Capote redux: Another film examines 'In Cold Blood'

Moira Macdonald
The Seattle Times

Excited to have finished a draft of his screenplay for his new film about Truman Capote, writer/director Douglas McGrath called independent film executive Bingham Ray to talk about it. Ray, who had been involved with McGrath's previous film, "Nicholas Nickleby," said he looked forward to reading the script, and that it was on his desk.

"I said, 'Well, that's funny, I have it here on my desk,"" remembered McGrath, in a telephone interview. "He said, 'No, I have it right here.' He had it there, but it wasn't mine." On Ray's desk was the screenplay for another Capote movie: "Capote," written by Dan Futterman.

That phone call, in summer 2003, was how McGrath learned that there was another movie like his in the pipeline, each dealing with the period of Capote's life in which he wrote "In Cold Blood," about the murder of a Kansas family and its aftermath. "Capote," directed by Bennett Miller, was completed first, opening theatrically in fall 2005 and ultimately winning an Oscar for Philip Seymour Hoffman as Capote. McGrath's movie, "Infamous," arrives in theaters this month.
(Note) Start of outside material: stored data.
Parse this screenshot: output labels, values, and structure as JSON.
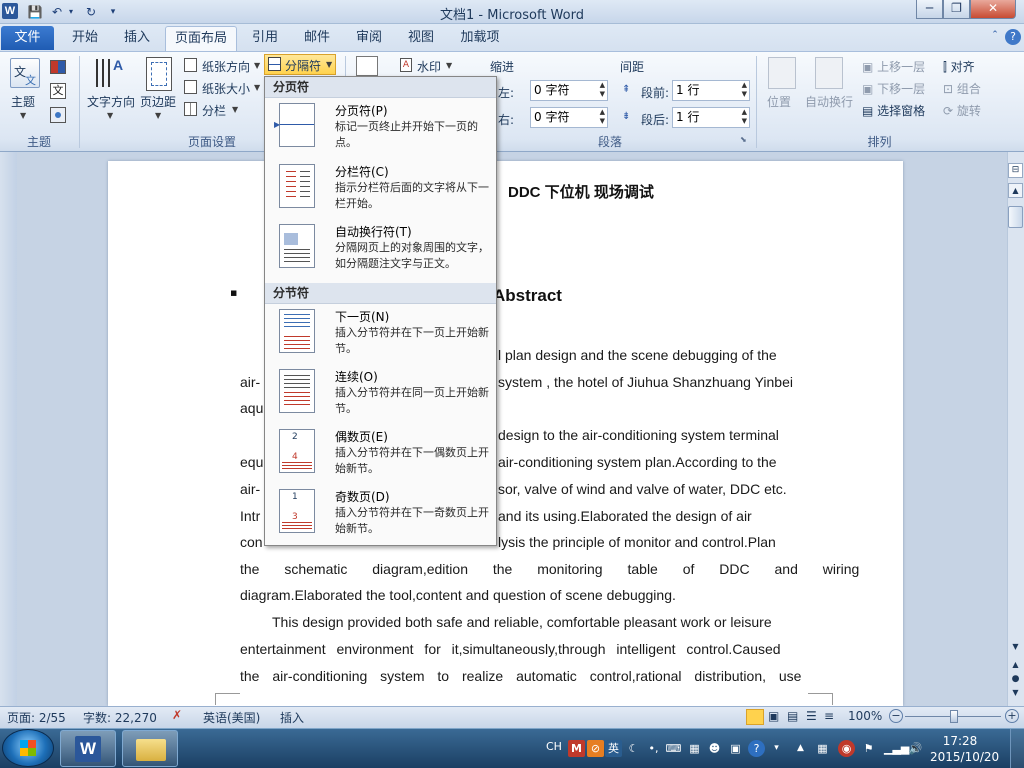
{
  "title_bar": {
    "title": "文档1  -  Microsoft Word",
    "app_icon_letter": "W",
    "minimize": "─",
    "restore": "❐",
    "close": "✕",
    "qat_save": "💾",
    "qat_undo": "↶",
    "qat_redo": "↻",
    "qat_more": "▾"
  },
  "tabs": {
    "file": "文件",
    "items": [
      "开始",
      "插入",
      "页面布局",
      "引用",
      "邮件",
      "审阅",
      "视图",
      "加载项"
    ],
    "active_index": 2
  },
  "ribbon": {
    "groups": {
      "theme": "主题",
      "page_setup": "页面设置",
      "paragraph": "段落",
      "arrange": "排列"
    },
    "theme_btn": "主题",
    "text_direction": "文字方向",
    "margins": "页边距",
    "orientation": "纸张方向",
    "size": "纸张大小",
    "columns": "分栏",
    "breaks": "分隔符",
    "watermark": "水印",
    "indent_title": "缩进",
    "indent_left_label": "左:",
    "indent_left_value": "0 字符",
    "indent_right_label": "右:",
    "indent_right_value": "0 字符",
    "spacing_title": "间距",
    "spacing_before_label": "段前:",
    "spacing_before_value": "1 行",
    "spacing_after_label": "段后:",
    "spacing_after_value": "1 行",
    "position": "位置",
    "wrap": "自动换行",
    "bring_forward": "上移一层",
    "send_backward": "下移一层",
    "selection_pane": "选择窗格",
    "align": "对齐",
    "group": "组合",
    "rotate": "旋转"
  },
  "breaks_menu": {
    "page_breaks_header": "分页符",
    "section_breaks_header": "分节符",
    "items": [
      {
        "title": "分页符(P)",
        "desc": "标记一页终止并开始下一页的点。"
      },
      {
        "title": "分栏符(C)",
        "desc": "指示分栏符后面的文字将从下一栏开始。"
      },
      {
        "title": "自动换行符(T)",
        "desc": "分隔网页上的对象周围的文字，如分隔题注文字与正文。"
      },
      {
        "title": "下一页(N)",
        "desc": "插入分节符并在下一页上开始新节。"
      },
      {
        "title": "连续(O)",
        "desc": "插入分节符并在同一页上开始新节。"
      },
      {
        "title": "偶数页(E)",
        "desc": "插入分节符并在下一偶数页上开始新节。"
      },
      {
        "title": "奇数页(D)",
        "desc": "插入分节符并在下一奇数页上开始新节。"
      }
    ]
  },
  "document": {
    "heading": "DDC  下位机  现场调试",
    "abstract": "Abstract",
    "lines": [
      "l plan design and the scene debugging of the",
      "system , the hotel of Jiuhua Shanzhuang Yinbei",
      "design to the air-conditioning system terminal",
      "air-conditioning system plan.According to the",
      "sor, valve of wind and valve of water, DDC etc.",
      "and its using.Elaborated the design of air",
      "lysis the principle of monitor and control.Plan",
      "the schematic diagram,edition the monitoring table of DDC and wiring",
      "diagram.Elaborated the tool,content and question of scene debugging.",
      "This design provided both safe and reliable, comfortable pleasant work or leisure",
      "entertainment environment for it,simultaneously,through intelligent control.Caused",
      "the air-conditioning system to realize automatic control,rational distribution, use"
    ],
    "left_frag": [
      "air-",
      "aqu",
      "equ",
      "air-",
      "Intr",
      "con"
    ],
    "bullet": "▪"
  },
  "status_bar": {
    "page": "页面: 2/55",
    "words": "字数: 22,270",
    "language": "英语(美国)",
    "mode": "插入",
    "zoom": "100%"
  },
  "taskbar": {
    "lang": "CH",
    "ime": "英",
    "time": "17:28",
    "date": "2015/10/20",
    "word_letter": "W"
  }
}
With a story as compelling as Capote's, said McGrath, there's plenty of material for more than one version. "I don't know if Dan Futterman felt the same way, but when you're doing the research on a story like this, one of your concerns is not 'how am I going to get enough material to tell this thing?' The real challenge is making some decisions about what to leave out."
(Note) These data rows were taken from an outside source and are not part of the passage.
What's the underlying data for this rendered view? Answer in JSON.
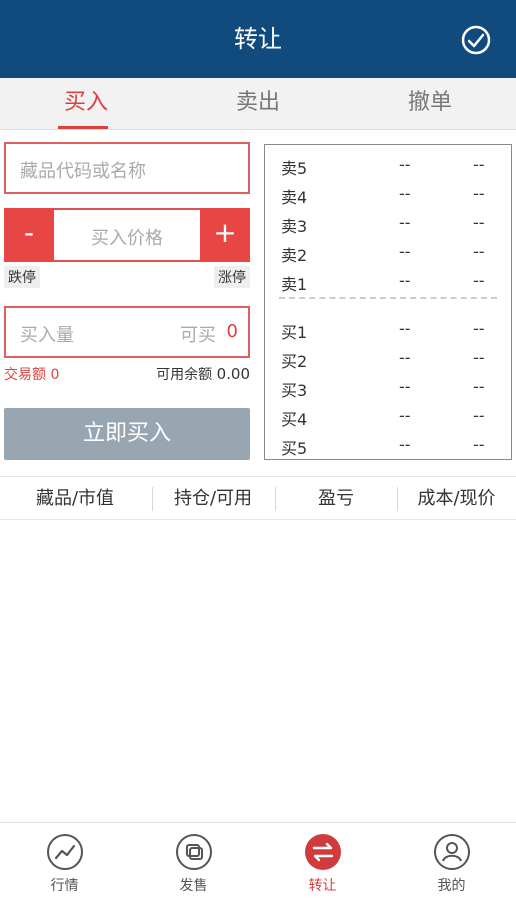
{
  "header": {
    "title": "转让"
  },
  "tabs": [
    {
      "label": "买入",
      "active": true
    },
    {
      "label": "卖出",
      "active": false
    },
    {
      "label": "撤单",
      "active": false
    }
  ],
  "form": {
    "code_placeholder": "藏品代码或名称",
    "minus_label": "-",
    "price_placeholder": "买入价格",
    "plus_label": "+",
    "limit_down": "跌停",
    "limit_up": "涨停",
    "qty_placeholder": "买入量",
    "available_label": "可买",
    "available_value": "0",
    "turnover_label": "交易额",
    "turnover_value": "0",
    "balance_label": "可用余额",
    "balance_value": "0.00",
    "buy_button": "立即买入"
  },
  "orderbook": {
    "sells": [
      {
        "label": "卖5",
        "price": "--",
        "volume": "--"
      },
      {
        "label": "卖4",
        "price": "--",
        "volume": "--"
      },
      {
        "label": "卖3",
        "price": "--",
        "volume": "--"
      },
      {
        "label": "卖2",
        "price": "--",
        "volume": "--"
      },
      {
        "label": "卖1",
        "price": "--",
        "volume": "--"
      }
    ],
    "buys": [
      {
        "label": "买1",
        "price": "--",
        "volume": "--"
      },
      {
        "label": "买2",
        "price": "--",
        "volume": "--"
      },
      {
        "label": "买3",
        "price": "--",
        "volume": "--"
      },
      {
        "label": "买4",
        "price": "--",
        "volume": "--"
      },
      {
        "label": "买5",
        "price": "--",
        "volume": "--"
      }
    ]
  },
  "holdings": {
    "columns": [
      "藏品/市值",
      "持仓/可用",
      "盈亏",
      "成本/现价"
    ]
  },
  "nav": [
    {
      "label": "行情",
      "icon": "market-chart-icon",
      "active": false
    },
    {
      "label": "发售",
      "icon": "issue-icon",
      "active": false
    },
    {
      "label": "转让",
      "icon": "transfer-icon",
      "active": true
    },
    {
      "label": "我的",
      "icon": "profile-icon",
      "active": false
    }
  ],
  "colors": {
    "header_bg": "#114a7c",
    "accent_red": "#d94040",
    "buy_button_bg": "#98a6b2"
  }
}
McGrath's interest in Capote began long ago, "in a kind of classic, light-bulb-over-the-head kind of way," around 1980, when McGrath was working as a writer on "Saturday Night Live." After work one night, McGrath was watching the Dick Cavett show, on which Capote turned up as a guest. It was close to the end of the writer's life (he died in 1984, after a drug overdose), and substance abuse and depression had taken a toll.

"I had never seen Truman Capote, and I didn't know much about him," remembered McGrath. "(Cavett) said he was one of the great writers of the last half century, and called him a master stylist. Truman came out. He did not seem like a master of anything; very strange and sad. He was quite overweight, perspiring a lot. He was talking quite poignantly about Tennessee Williams who had died recently. He said how cruel he felt America was to its artists.

"But he could barely keep his head up straight, and I had kind of a double reaction to him. I was appalled by him but very protective of him in some way. I remember really clearly looking at him, unable to reconcile that introduction with the person I was looking at, and I thought, boy, buddy, what happened to you?"

McGrath dove into reading works by and about Capote, pondering how a promising young writer could diminish so dramatically. He came to believe that Capote fell in love with Perry Smith, one of the convicted Kansas murderers. "I started reading about his life," said McGrath, "and I saw that what happened to him happened in Kansas. It was really Perry."

As his own screenplay began to take shape, inspired and aided by George Plimpton's 1998 oral history of Capote, McGrath found a dual focus: the writer's lively social life in New York, and how much he gave up to write the Kansas story. In the movie, Capote's friend Harper Lee (played by Sandra Bullock) remarks that writers "die a little, getting it right." "Infamous" - like "Capote," but in a very different way - is the story of a slow death.

As if knowledge of the competing movie wasn't enough, "Infamous" had a huge hurdle before cameras could roll: finding an actor to play Capote. McGrath knew that Hoffman was connected to "Capote," and that his film couldn't settle for less.

For a year, he tested actors, finding no one who was quite right for the demands of the role. And then somebody mentioned the little-known British actor Toby Jones, said to have an uncanny resemblance to Capote. McGrath thought it unlikely that the producers would let him cast an unknown in the lead role. But he had business in London anyway, so he arranged to meet Jones, in a hotel lobby. "I looked over, and really, I gasped," said McGrath. "I saw Toby sitting in that chair, and the breath went out of me."

Only half joking, he compares it to the famous moment in cinema history when Vivien Leigh arrived on the set of "Gone With the Wind." "That's how I felt: Here's my Scarlett O'Hara. It made me so nervous. I thought, please don't look this good and then not be good. At the end of the day, it wasn't close. It was Toby or no one. He was so complete and so great."

As "Infamous" enters theaters, a long journey comes to an end for McGrath - one in which he's kept his sense of humor. (He jokes that his next project will be also be with Toby Jones: "a biopic of Philip Seymour Hoffman.") And he's optimistic about audiences finding room in their moviegoing for a second Capote story.

"A lot of people (are) curious to see our film. I have a feeling that when you learn the real facts of (the two movies), what happened and that we were both aware of each other and we both went ahead and did ours in our own way. There must be a reason (we) went ahead, after the other had started. A lot of people tell me they're curious to find out what that reason is."